I don’t suppose cutting people off from unemployment is going to make jobs magically appear, but you never know! See no evil, hear no evil…
The share of jobless Americans receiving unemployment insurance is declining as Congress winds down long-term benefits.
While the unemployed population has fallen by less than 10 percent in the past year, the insurance rolls are down by nearly 25 percent. The latest numbers show 12.7 million unemployed and 5.6 million getting benefits, compared with 13.9 million jobless and 7.3 million receiving aid at the same time last year.

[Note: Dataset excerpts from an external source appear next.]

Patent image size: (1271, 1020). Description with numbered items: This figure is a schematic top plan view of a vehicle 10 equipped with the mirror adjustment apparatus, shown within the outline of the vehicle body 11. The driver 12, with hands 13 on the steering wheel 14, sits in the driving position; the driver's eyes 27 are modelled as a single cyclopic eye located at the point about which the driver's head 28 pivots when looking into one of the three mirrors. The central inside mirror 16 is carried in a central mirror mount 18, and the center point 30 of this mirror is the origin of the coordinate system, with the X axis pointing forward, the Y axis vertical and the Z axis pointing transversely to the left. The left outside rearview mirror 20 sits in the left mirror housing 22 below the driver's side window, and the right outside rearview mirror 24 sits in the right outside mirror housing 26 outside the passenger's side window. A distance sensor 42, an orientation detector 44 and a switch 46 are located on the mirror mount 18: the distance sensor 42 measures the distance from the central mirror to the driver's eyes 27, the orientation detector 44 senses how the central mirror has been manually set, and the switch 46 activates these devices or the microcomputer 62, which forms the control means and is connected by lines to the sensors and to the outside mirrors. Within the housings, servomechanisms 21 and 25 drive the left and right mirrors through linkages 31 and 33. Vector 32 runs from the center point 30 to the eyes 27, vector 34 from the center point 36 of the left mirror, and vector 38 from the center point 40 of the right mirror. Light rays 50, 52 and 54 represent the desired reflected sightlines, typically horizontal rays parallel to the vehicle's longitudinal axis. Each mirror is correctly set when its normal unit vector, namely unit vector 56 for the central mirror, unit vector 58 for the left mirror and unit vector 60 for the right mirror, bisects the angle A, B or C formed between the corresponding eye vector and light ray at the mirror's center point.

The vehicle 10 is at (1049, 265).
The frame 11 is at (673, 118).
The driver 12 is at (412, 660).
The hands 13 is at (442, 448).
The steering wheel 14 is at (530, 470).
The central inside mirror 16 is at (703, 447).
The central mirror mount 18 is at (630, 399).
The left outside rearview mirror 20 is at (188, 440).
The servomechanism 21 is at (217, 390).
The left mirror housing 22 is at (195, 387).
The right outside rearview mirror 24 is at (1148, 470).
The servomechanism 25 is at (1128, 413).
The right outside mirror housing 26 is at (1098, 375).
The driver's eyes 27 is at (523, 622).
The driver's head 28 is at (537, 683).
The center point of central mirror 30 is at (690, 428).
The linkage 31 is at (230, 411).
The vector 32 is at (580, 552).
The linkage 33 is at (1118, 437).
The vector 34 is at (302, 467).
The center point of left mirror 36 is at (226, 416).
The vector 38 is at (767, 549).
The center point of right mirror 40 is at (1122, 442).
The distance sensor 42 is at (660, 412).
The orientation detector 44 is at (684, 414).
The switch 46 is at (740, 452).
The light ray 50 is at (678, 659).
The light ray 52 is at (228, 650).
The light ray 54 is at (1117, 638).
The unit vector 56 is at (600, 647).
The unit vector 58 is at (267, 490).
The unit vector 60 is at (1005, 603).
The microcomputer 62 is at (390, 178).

Lauren Heslin of Marietta, Ga., said she received her final check of unemployment insurance last week. She lost her job as a financial analyst in November 2010, and she said the $277 she received each week in benefits amounted to less than a quarter of her former income.
“It barely even put food on the table,” she said.

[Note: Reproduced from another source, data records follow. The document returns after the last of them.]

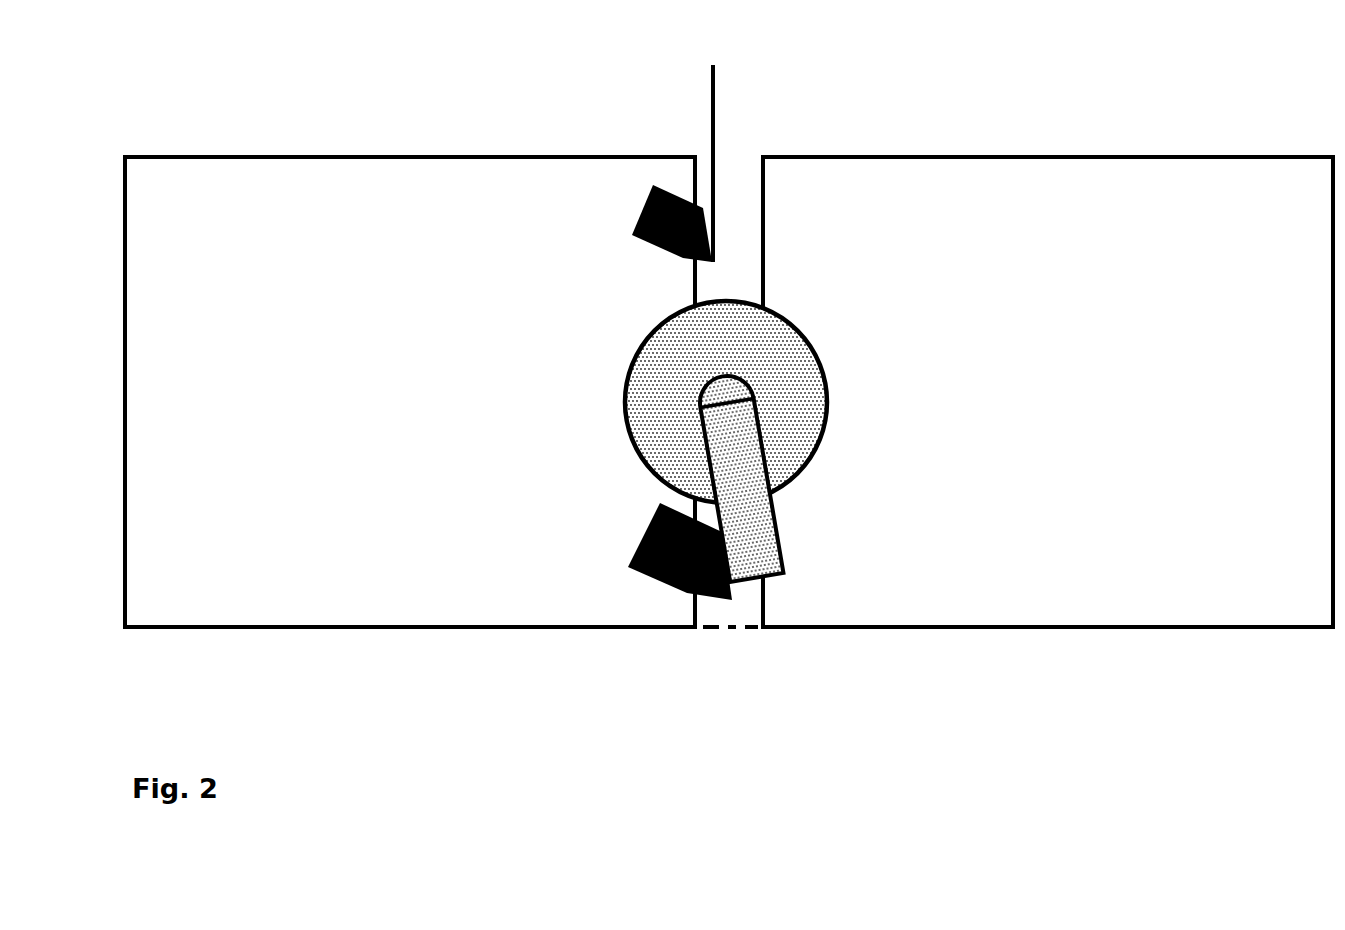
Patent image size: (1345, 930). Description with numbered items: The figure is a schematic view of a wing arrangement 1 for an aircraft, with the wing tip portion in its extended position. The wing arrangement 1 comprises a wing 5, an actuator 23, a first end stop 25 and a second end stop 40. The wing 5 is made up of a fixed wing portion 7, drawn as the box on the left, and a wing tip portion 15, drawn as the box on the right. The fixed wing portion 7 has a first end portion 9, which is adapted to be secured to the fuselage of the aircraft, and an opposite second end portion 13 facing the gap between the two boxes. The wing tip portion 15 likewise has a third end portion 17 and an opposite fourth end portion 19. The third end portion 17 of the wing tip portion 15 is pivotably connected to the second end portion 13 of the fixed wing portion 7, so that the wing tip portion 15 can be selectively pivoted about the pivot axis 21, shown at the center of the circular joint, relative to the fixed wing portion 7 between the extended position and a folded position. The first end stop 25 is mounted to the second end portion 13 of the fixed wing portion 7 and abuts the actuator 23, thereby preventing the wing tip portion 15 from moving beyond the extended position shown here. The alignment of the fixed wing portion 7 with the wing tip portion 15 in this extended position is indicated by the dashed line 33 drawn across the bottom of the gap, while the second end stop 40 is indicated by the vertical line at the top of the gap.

The wing arrangement 1 is at (735, 340).
The wing 5 is at (1048, 340).
The fixed wing portion 7 is at (442, 155).
The first end portion 9 is at (155, 153).
The second end portion 13 is at (557, 153).
The wing tip portion 15 is at (966, 155).
The third end portion 17 is at (886, 152).
The fourth end portion 19 is at (1149, 152).
The pivot axis 21 is at (726, 498).
The actuator 23 is at (728, 170).
The first end stop 25 is at (732, 593).
The dashed line 33 is at (748, 627).
The second end stop 40 is at (709, 146).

Heslin did not receive the 99 weeks of benefits that have been famous since 2009. Georgia, along with a dozen other states, lost eligibility for the federal Extended Benefits program in April. Earlier this year, Congress and the White House saw to it that Extended Benefits, which provided 20 weeks of aid in states with high unemployment, would gradually phase out in state after state over the course of the year.

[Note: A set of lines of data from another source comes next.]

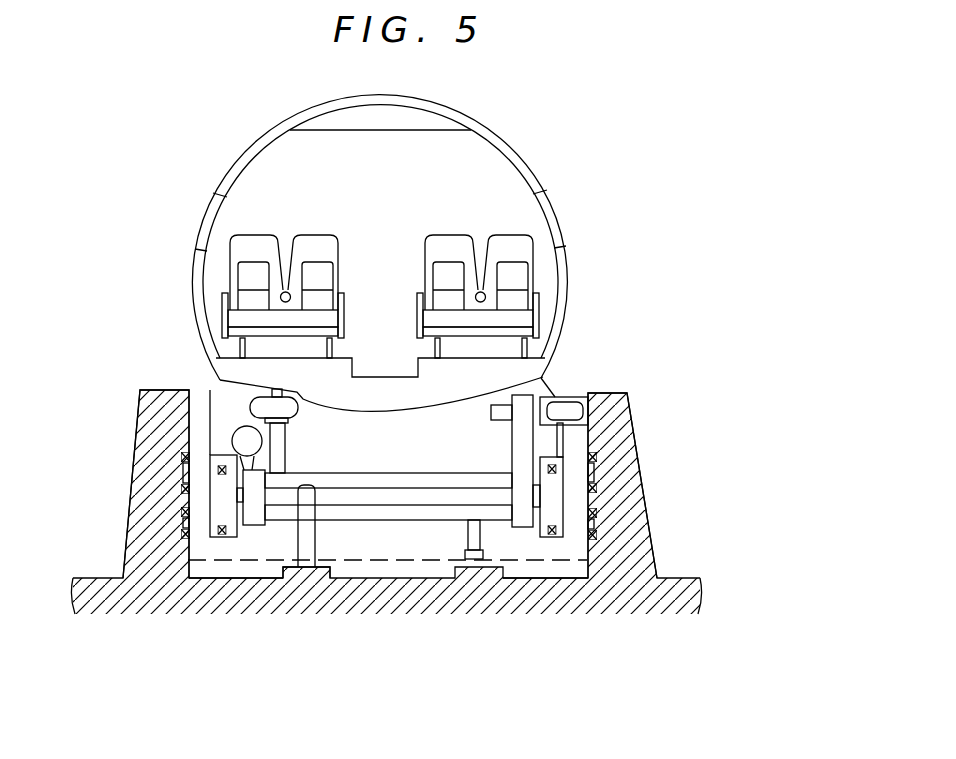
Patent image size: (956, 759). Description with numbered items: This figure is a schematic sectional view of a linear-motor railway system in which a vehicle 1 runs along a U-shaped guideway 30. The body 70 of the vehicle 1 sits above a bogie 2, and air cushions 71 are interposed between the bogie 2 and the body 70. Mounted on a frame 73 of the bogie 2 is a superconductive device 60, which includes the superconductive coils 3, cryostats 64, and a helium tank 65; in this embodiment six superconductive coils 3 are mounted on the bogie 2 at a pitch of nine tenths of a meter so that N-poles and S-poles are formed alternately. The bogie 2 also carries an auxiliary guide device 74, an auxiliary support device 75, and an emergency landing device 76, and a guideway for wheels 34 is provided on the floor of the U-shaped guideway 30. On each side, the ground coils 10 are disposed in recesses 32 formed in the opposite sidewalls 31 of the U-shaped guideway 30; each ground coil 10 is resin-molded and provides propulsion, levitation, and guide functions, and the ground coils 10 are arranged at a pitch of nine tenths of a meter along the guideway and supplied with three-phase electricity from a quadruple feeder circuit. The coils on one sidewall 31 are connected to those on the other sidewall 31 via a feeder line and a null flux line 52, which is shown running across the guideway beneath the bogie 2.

The vehicle 1 is at (417, 237).
The bogie 2 is at (388, 461).
The superconductive coils 3 is at (218, 512).
The ground coils 10 is at (182, 452).
The U-shaped guideway 30 is at (365, 510).
The sidewalls 31 is at (148, 520).
The recesses 32 is at (596, 498).
The guideway for wheels 34 is at (303, 568).
The null flux line 52 is at (363, 562).
The superconductive device 60 is at (556, 470).
The cryostats 64 is at (238, 517).
The helium tank 65 is at (255, 400).
The body 70 is at (547, 182).
The air cushions 71 is at (235, 428).
The frame 73 is at (305, 532).
The auxiliary guide device 74 is at (558, 415).
The auxiliary support device 75 is at (298, 535).
The emergency landing device 76 is at (472, 540).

Congress replaced the missing weeks with drug testing, stricter work-search requirements and leeway for states to run innovative training programs, which no states have tried to do so far.
The Labor Department said Thursday that 5,223 people received Extended Benefits last week — down from 525,799 the prior year and more than a million at some points in 2010. After August, no state will be eligible for the program.